Value of the Underlying Asset (S) = PV of Cash Flows from Expansion to entire U.S. market, if done now =$ 750 Million.

Strike Price (K) = Cost of Expansion into entire U.S market = $ 1000 Million .

We estimate the standard deviation in the estimate of the project value by using the annualized standard deviation in firm value of publicly traded firms in the beverage markets, which is approximately 34.25%. Standard Deviation in Underlying Asset’s Value = 34.25%

Time to expiration = Period for which expansion option applies = 5 years .

Call Value= $ 234 Million

NPV of Limited Introduction = $ 400 Million - $ 500 Million = - $ 100 Million .

Value of Option to Expand to full market= $ 234 Million.

NPV of Project with option to expand = - $ 100 million + $ 234 million = $ 134 million .

Therefore , Invest in the project

Option to abandon or shrink a project
The option to abandon a project can be viewed as a put option against the failure of a project. A firm may sometimes have the option to abandon a project, if the cash flows do not measure up to expectations. If abandoning the project allows the firm to save itself from further losses, this option can make a project more valuable. The exercise price is equal to the value of the project’s assets if sold or if used for alternative purposes. The exercise of this put option would occur if this were greater than the expected present value of future cashflows.

An Example of Abondon Option :

Airbus is considering a joint venture with Lear Aircraft to produce a small commercial airplane (capable of carrying 40-50 passengers on short haul flights) . Airbus will have to invest $ 500 million for a 50% share of the venture .Its share of the present value of expected cash flows is 480 million. Lear Aircraft, which is eager to enter into the deal, offers to buy Airbus’s 50% share of the investment anytime over the next five years for $ 400 million, if Airbus decides to get out of the venture. A simulation of the cash flows on this time share investment yields a variance in the present value of the cash flows from being in the partnership is 0.16. The project has a life of 30 years.

Value of the Underlying Asset (S) = PV of Cash Flows from Project = $ 480 million .

Strike Price (K) = Salvage Value from Abandonment = $ 400 million .

Variance in Underlying Asset’s Value = 0.16 .

Time to expiration = Life of the Project =5 years .

Dividend Yield = 1/Life of the Project = 1/30 = 0.033 (We are assuming that the project’s present value will drop by roughly 1/n each year into the project) .Assume that the five-year riskless rate is 6%. The value of the put option can be estimated as follows:

Value of Put =Ke-rt (1-N(d2))- Se-yt (1-N(d1)) =400 (exp(-0.06)(5) (1-0.4624) - 480 exp(-0.033)(5) (1-0.7882) = $ 73.23 million .

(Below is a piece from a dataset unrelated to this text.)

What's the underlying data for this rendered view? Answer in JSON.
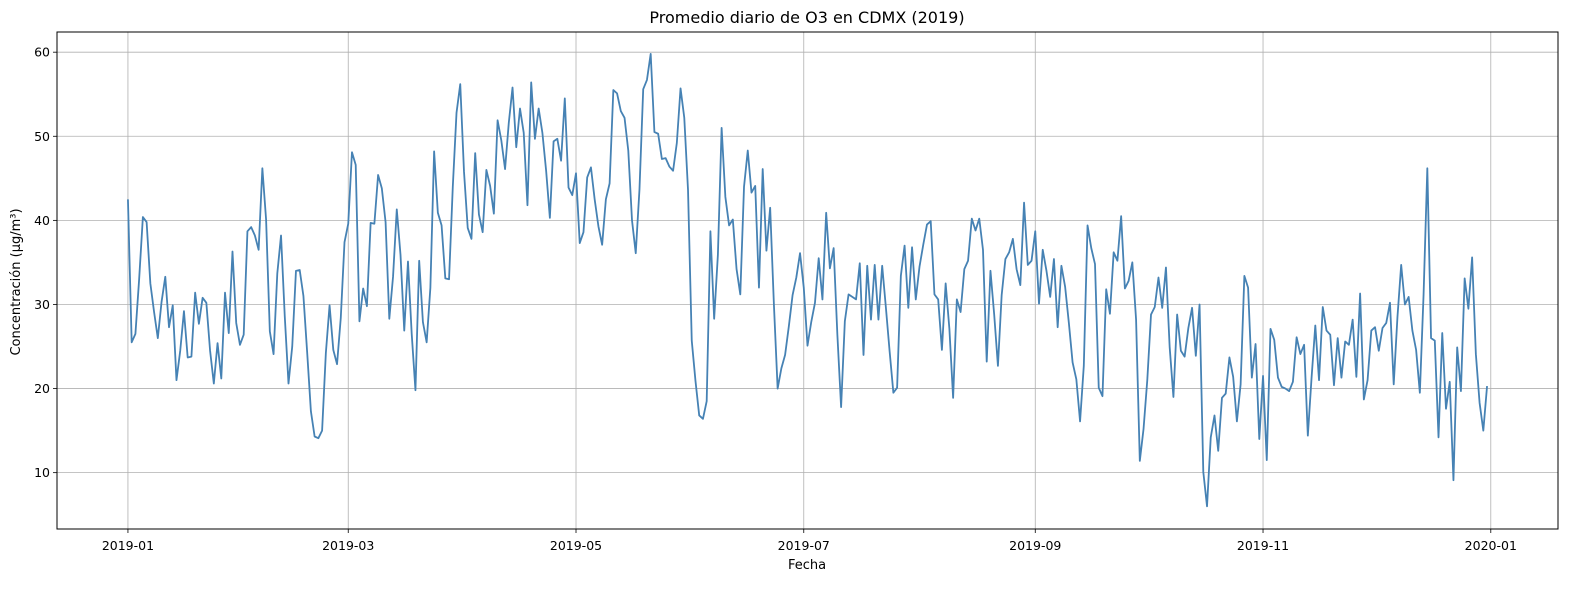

The value of this abandonment option has to be added on to the net present value of the project of -$ 20 million, yielding a total net present value with the abandonment option of $ 53.23 million.


Option to wait before investing
Sometimes it may be beneficial to defer the start of a project that currently has a positive NPV. This is because there is more value in waiting. This is analogous to the valuation of American call options (ie early exercise is allowable). Investing in a project immediately can be viewed as exercising an option, but sometimes it pays to wait and keep the option alive. The value of waiting is greatest when the cashflows forgone by waiting are small and there is greater volatility over future cashflows.

Real options are more often complex in practice:
– Cost of further investment or the price of abandonment is likely to vary over time.
– Abandonment of a project may occur at any time in a project and the reinstatement of a project may be possible.
– Postponement of a project and missing out on the first year’s cashflows in the anticipation of learning from them may sometimes provide no additional information.